Il secondo aspetto che sorprende, o almeno può sorprendere un ingenuo cultore della separazione dei poteri che non abbia mai messo piede in Italia, è che il divieto delle cosiddette "porte girevoli" tra magistratura e politica non fosse già presente nel nostro ordinamento, fin dalle origini.
Come se fosse normale, accettabile o logico candidarsi e magari venire eletti, come è accaduto, sindaco o presidente di Regione nello stesso territorio in cui fino al giorno prima si è esercitata la funzione giurisdizionale, da giudice e perfino da pubblico ministero, quando non addirittura da procuratore capo.
Come se fosse normale, accettabile o logico poter svolgere contemporaneamente entrambe le funzioni, seppure non nello stesso territorio.
Come se fosse normale, accettabile o logico, una volta terminata la propria esperienza in politica, magari di diversi anni, indossare nuovamente la toga e trovarsi a indagare o a giudicare un ex avversario politico o un ex compagno di partito.
Eppure fino a due anni fa (governo Conte 2, ministro della Giustizia Alfonso Bonafede) il tema non era mai stato messo davvero all’ordine del giorno.
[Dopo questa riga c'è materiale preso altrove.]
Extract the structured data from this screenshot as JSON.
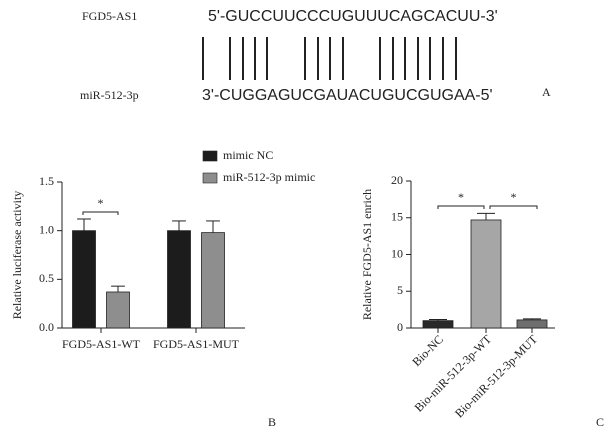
{
  "sequence_panel": {
    "label": "A",
    "rows": [
      {
        "name": "FGD5-AS1",
        "sequence": "5'-GUCCUUCCCUGUUUCAGCACUU-3'"
      },
      {
        "name": "miR-512-3p",
        "sequence": "3'-CUGGAGUCGAUACUGUCGUGAA-5'"
      }
    ]
  },
  "chart_data": [
    {
      "type": "bar",
      "panel": "B",
      "y_label": "Relative luciferase activity",
      "categories": [
        "FGD5-AS1-WT",
        "FGD5-AS1-MUT"
      ],
      "series": [
        {
          "name": "mimic NC",
          "color": "#1c1c1c",
          "values": [
            1.0,
            1.0
          ],
          "errors": [
            0.12,
            0.1
          ]
        },
        {
          "name": "miR-512-3p mimic",
          "color": "#8e8e8e",
          "values": [
            0.37,
            0.98
          ],
          "errors": [
            0.06,
            0.12
          ]
        }
      ],
      "ylim": [
        0,
        1.5
      ],
      "yticks": [
        {
          "value": 0,
          "label": "0.0"
        },
        0.5,
        {
          "value": 1,
          "label": "1.0"
        },
        1.5
      ],
      "annotations": [
        "*"
      ]
    },
    {
      "type": "bar",
      "panel": "C",
      "y_label": "Relative FGD5-AS1 enrich",
      "categories": [
        "Bio-NC",
        "Bio-miR-512-3p-WT",
        "Bio-miR-512-3p-MUT"
      ],
      "series": [
        {
          "colors": [
            "#2a2a2a",
            "#a6a6a6",
            "#6e6e6e"
          ],
          "values": [
            1.0,
            14.7,
            1.1
          ],
          "errors": [
            0.15,
            0.9,
            0.15
          ]
        }
      ],
      "ylim": [
        0,
        20
      ],
      "yticks": [
        0,
        5,
        10,
        15,
        20
      ],
      "annotations": [
        "*",
        "*"
      ]
    }
  ]
}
E nemmeno dopo, se è vero che il testo base del ddl Bonafede è rimasto subito impantanato in commissione alla Camera, dove l’attuale guardasigilli Marta Cartabia l’ha ripescato per innestarvi la sua riforma.
Ma sul catenaccio montato alle "porte girevoli" le due versioni, fatta salva qualche sfumatura, coincidono. Sarà questa, dunque, la volta buona? La domanda ci riporta al primo punto, ovvero l’alta "infiammabilità" politica della materia giustizia. Colpisce il fatto che l’esecutivo Draghi, dopo aver fin qui "blindato" con la fiducia quasi tutti i provvedimenti d’iniziativa governativa (32), abbia per il momento escluso questa soluzione, lasciando il testo Cartabia "aperto" alle modifiche del Parlamento. Bene. Non sarà da queste pagine che leggerete una parola contro la centralità delle Camere nel processo legislativo.
Ma va ribadito ciò che sottolineammo due mesi fa, nel definire questa «la riforma più necessaria» per il pianeta giustizia e per l’equilibrato rapporto tra istituzioni e nel sollecitarne l’approvazione: il tempo stringe, proprio come è avvenuto per la legge di bilancio e per i vari decreti contenenti misure emergenziali, sanitarie ed economiche, dettate dal Covid-19.
A luglio, infatti, si terranno le elezioni dalle quali uscirà il nuovo Csm, dopo la consiliatura più turbolenta e travagliata della storia repubblicana. Non è pensabile che il voto si svolga con lo stesso sistema della scorsa volta. Così come deve cambiare il metodo di assegnazione degli incarichi direttivi e, appunto, la disciplina del passaggio dei magistrati alla politica. I partiti perciò dovrebbero resistere alla tentazione (che immaginiamo forte, non foss’altro per il consistente numero di magistrati e avvocati tra i deputati e i senatori) di "smontare" la riforma. Il prezzo da pagare sarebbe un’ulteriore perdita di credibilità della politica e della magistratura. E l’Italia non può proprio permettersi di pagare ancora.